Pelaksanaan Tradisi Tumbilotohe di Gorontalo Tradisi Tumbilotohe di Gorontalo khususnya di desa Popalo Kec. Anggrek Kab. Gorontalo Utara Provinsi Gorontalo terlebih dahulu harus menyiapkan alat dan bahan yang digunakan dalam tradisi tumbilotohe adapun alat yang harus disediakan adalah bambu, balok, daun kelapa muda, sumbu, botol, bunga dan lainlain. Ini akan dibuat seperti gapura atau pintu masuk dan dihiasi lampu yang telah dibuat. Waktu pelaksanaan tradisi tumbilotohe di Gorontalo sama seperti yang dilakukan di Bolaang Mongondow yaitu pada malam 3 hari menjelang lebaran atau malam ke-27 ramadhan, mempunyai makna tersendiri Tradisi tumbilotohe ada sejak beberapa abad lalu. Pada saat itu, dimana listrik masih langka, di penghujung bulan Ramadhan masyarakat Gorontalo memasang lampu di halaman rumah dan sepanjang jalan menuju tempat ibadah secara sukarela. Hal ini ditujukan untuk mempermudah warga yang akan pergi ke tempat ibadah dan juga mempermudah warga yang akan membagikan zakat fitrah di malam hari. Lampu yang digunakan masih terbuat dari damar dan getah pohon agar menyala dalam waktu yang lama. Seiring berjalannya waktu, tradisi Tumbilotohe tetap bertahan hingga saat ini. Perayaan Malam Tumbilotohe memberi makna sebagai penerangan bagi umat Muslim yang ingin beribadah ke masjid dan beribadah untuk mendapatkan malam Lailatul Qadar. Saat malam Lailatul Qadar, orang-orang berbondong-bondong ke masjid untuk mendengarkan ceramah demi mendapatkan pencerahan yang diidentikkan dengan lampu-lampu yang dipasangi untuk penerangan. Pemasangan lampu itu mengingatkan bahwa kitab suci Al-Quran membawa jalan terang bagi umat manusia agar kembali hidup dalam kebenaran sekaligus menerangi orangorang yang berada di sekitarnya. Perbandingan tradisi Monuntul di Bolaang Mongondow Timur dan Tumbilotohe di Gorontalo 1). Kelebihan dari perayaan tradisi Tumbilotohe di Gorontalo
Salah satu ciri khas malam tumbilotohe di Gorontalo ialah warga Gorontalo serempak memasang lampu minyak berderet di sepanjang jalan, di halaman dan teras rumah, di masjid, di kantor, hingga di pepohonan dan lapangan bola, bahkan juga di pesawahan. Suasana malam hingga Subuhnya begitu menakjubkan, meriah penuh warna.

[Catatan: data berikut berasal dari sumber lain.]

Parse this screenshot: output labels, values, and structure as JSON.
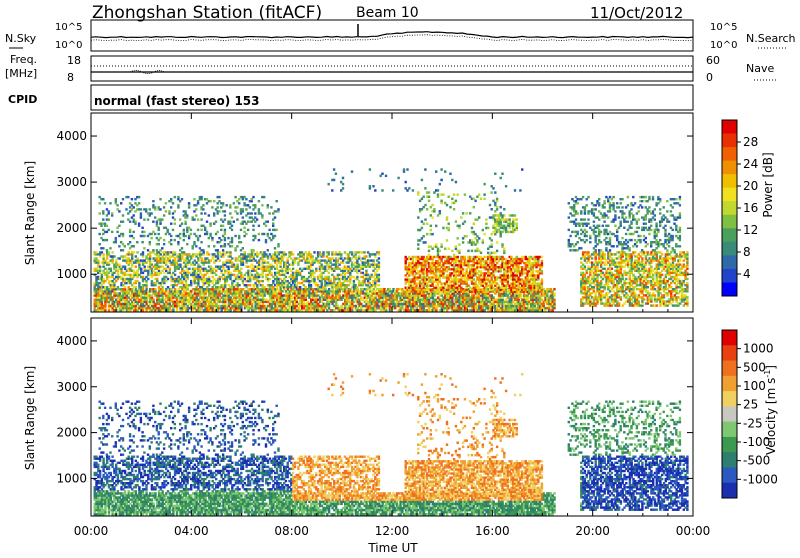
{
  "header": {
    "station": "Zhongshan Station (fitACF)",
    "beam": "Beam 10",
    "date": "11/Oct/2012"
  },
  "noise_panel": {
    "left_label": "N.Sky",
    "right_label": "N.Search",
    "left_ticks": [
      "10^5",
      "10^0"
    ],
    "right_ticks": [
      "10^5",
      "10^0"
    ]
  },
  "freq_panel": {
    "left_label_1": "Freq.",
    "left_label_2": "[MHz]",
    "right_label": "Nave",
    "left_ticks": [
      "18",
      "8"
    ],
    "right_ticks": [
      "60",
      "0"
    ]
  },
  "cpid_panel": {
    "label": "CPID",
    "text": "normal (fast stereo) 153"
  },
  "chart_data": [
    {
      "type": "heatmap",
      "parameter": "power",
      "ylabel": "Slant Range [km]",
      "ylim": [
        180,
        4500
      ],
      "y_ticks": [
        1000,
        2000,
        3000,
        4000
      ],
      "x_ticks": [
        "00:00",
        "04:00",
        "08:00",
        "12:00",
        "16:00",
        "20:00",
        "00:00"
      ],
      "xlim_hours": [
        0,
        24
      ],
      "colorbar": {
        "label": "Power [dB]",
        "ticks": [
          "28",
          "24",
          "20",
          "16",
          "12",
          "8",
          "4"
        ],
        "tick_values": [
          28,
          24,
          20,
          16,
          12,
          8,
          4
        ],
        "range": [
          0,
          32
        ],
        "colors": [
          "#0000ff",
          "#2244cc",
          "#2f6aa8",
          "#3a8a7a",
          "#4aa05a",
          "#7ec040",
          "#c0d830",
          "#f0e020",
          "#f0c000",
          "#f09000",
          "#f06000",
          "#e83000",
          "#e00000"
        ]
      }
    },
    {
      "type": "heatmap",
      "parameter": "velocity",
      "ylabel": "Slant Range [km]",
      "ylim": [
        180,
        4500
      ],
      "y_ticks": [
        1000,
        2000,
        3000,
        4000
      ],
      "x_ticks": [
        "00:00",
        "04:00",
        "08:00",
        "12:00",
        "16:00",
        "20:00",
        "00:00"
      ],
      "xlabel": "Time UT",
      "xlim_hours": [
        0,
        24
      ],
      "colorbar": {
        "label": "Velocity [m s",
        "label_sup": "-1",
        "label_end": "]",
        "ticks": [
          "1000",
          "500",
          "100",
          "25",
          "-25",
          "-100",
          "-500",
          "-1000"
        ],
        "colors": [
          "#1a2fb0",
          "#2a5ac0",
          "#2f7f70",
          "#3c9a50",
          "#7dc870",
          "#c8c8c0",
          "#f0d060",
          "#f0a030",
          "#f07020",
          "#e84010",
          "#e00000"
        ]
      }
    }
  ],
  "layout": {
    "plot_x0": 91,
    "plot_x1": 693,
    "power_y0": 113,
    "power_y1": 312,
    "vel_y0": 318,
    "vel_y1": 516
  }
}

Malam pasang lampu di Gorontalo mempunyai daya tarik karena pada saat malam Tumbilotohe banyak berdatangan wisatawan baik lokal maupun wisatawan mancanegara.
Semua masyarakat berpartisipasi dalam pelaksanaan tradisi tumbilotohe di Gorontalo
2) Kekurangan dari perayaan tradisi Tumbilotohe di Gorontalo
Perayaan tradisi Tumbilotohe di Gorontalo hampir tidak memiliki kekurangan karena dalam perayaannya sudah disediakan oleh pemerintah dan masyarakat itu sendiri, yang mana pemerintah Gorontalo dan masyarakat menjalin kerja sama demi tercapainya perayaan yang meriah dan memberikan kesan yang baik bagi para wisatawan yang datang berkunjung.

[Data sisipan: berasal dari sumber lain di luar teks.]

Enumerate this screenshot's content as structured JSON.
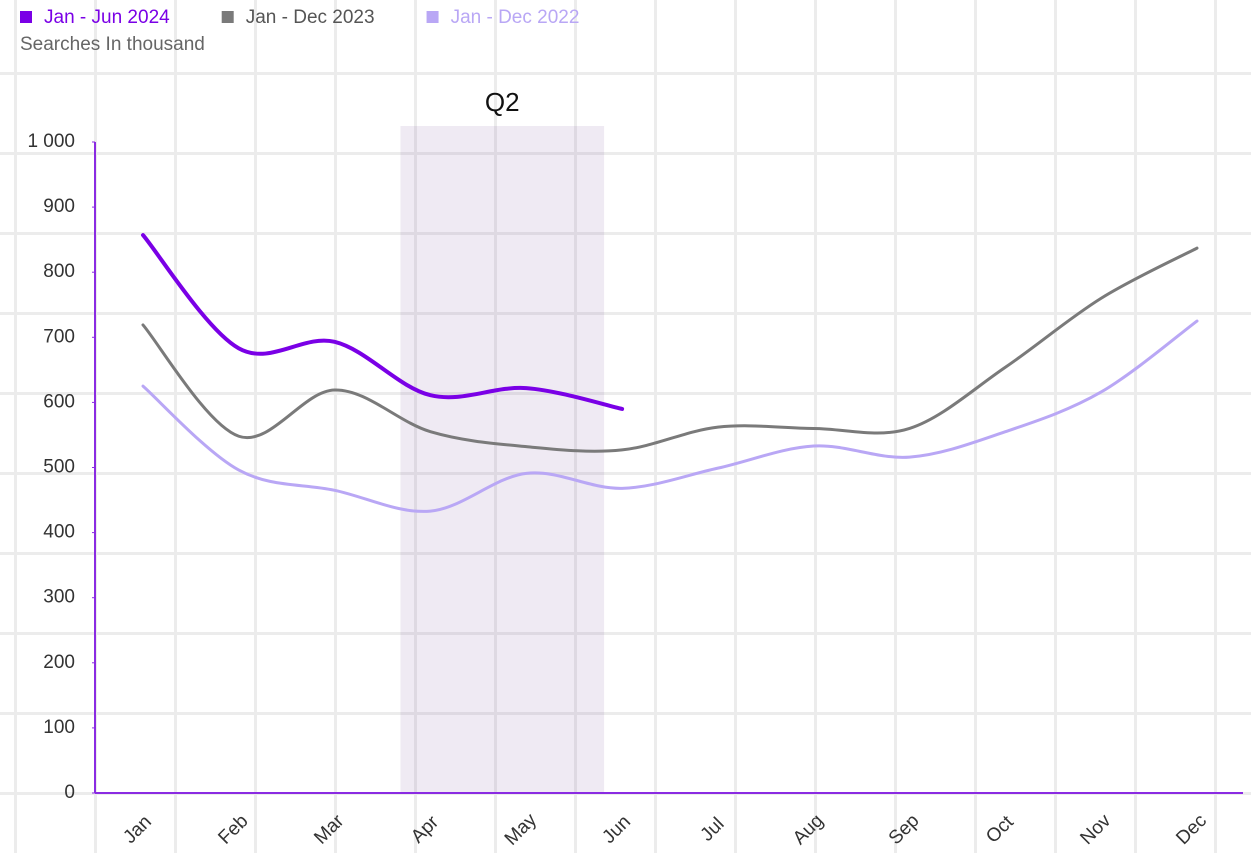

1) Kelebihan dari perayaan Monuntul di Bolaang Mongondow Timur
Perayaan Monuntul di Bolaang Mongondow Timur mempunyai kelebihan yaitu dengan diadakannya lomba.
2) Kekurangan dari Perayaan Monuntul di Bolaang Mongondow timur
Kurangnya antusias dari warga ataupun masyarakat dalam melaksanakan tradisi Monuntul.
Pemasangan lampu hanya ada didepan rumah dan masjid-masjid.
Pemasangan lampu lebih dominan kepada lampu hias yang menggunakan arus listrik bukan dengan lampu botol atau atau bahan yang menggunakan minyak tanah.
Persepsi Masyarakat Tentang Tradisi Monuntul di Bolaang Mongondow Timur Sebagaimana dari berbagai pendapat yang ada pada masyarakat umumnya bahwa tradisi monuntul dilakukan pada 3 hari menjelang hari raya idul fitri. Pada penelitian ini untuk mendapatkan data dilakukan dengan cara meminta pendapat kepada masyarakat melalui metode wawancara, dalam wawancara tersebut dapat ditemukan bahwa mereka setiap tahun turut merayakan tradisi monuntul. Dari penuturan beberapa hari sebelum pelaksanaan tradisi monuntul diadakan persiapan terlebih dahulu. Hal ini dilakukan secara besar-besaran. Pelaksanaan ini mendapatkan respon positiv dari pemerintah dengan mengadakan lomba. Masyarakat sangat antusias dalam melaksanakan tradisi yang merupakan tradisi turun temurun ini dan hanya berlangsung setahun sekali.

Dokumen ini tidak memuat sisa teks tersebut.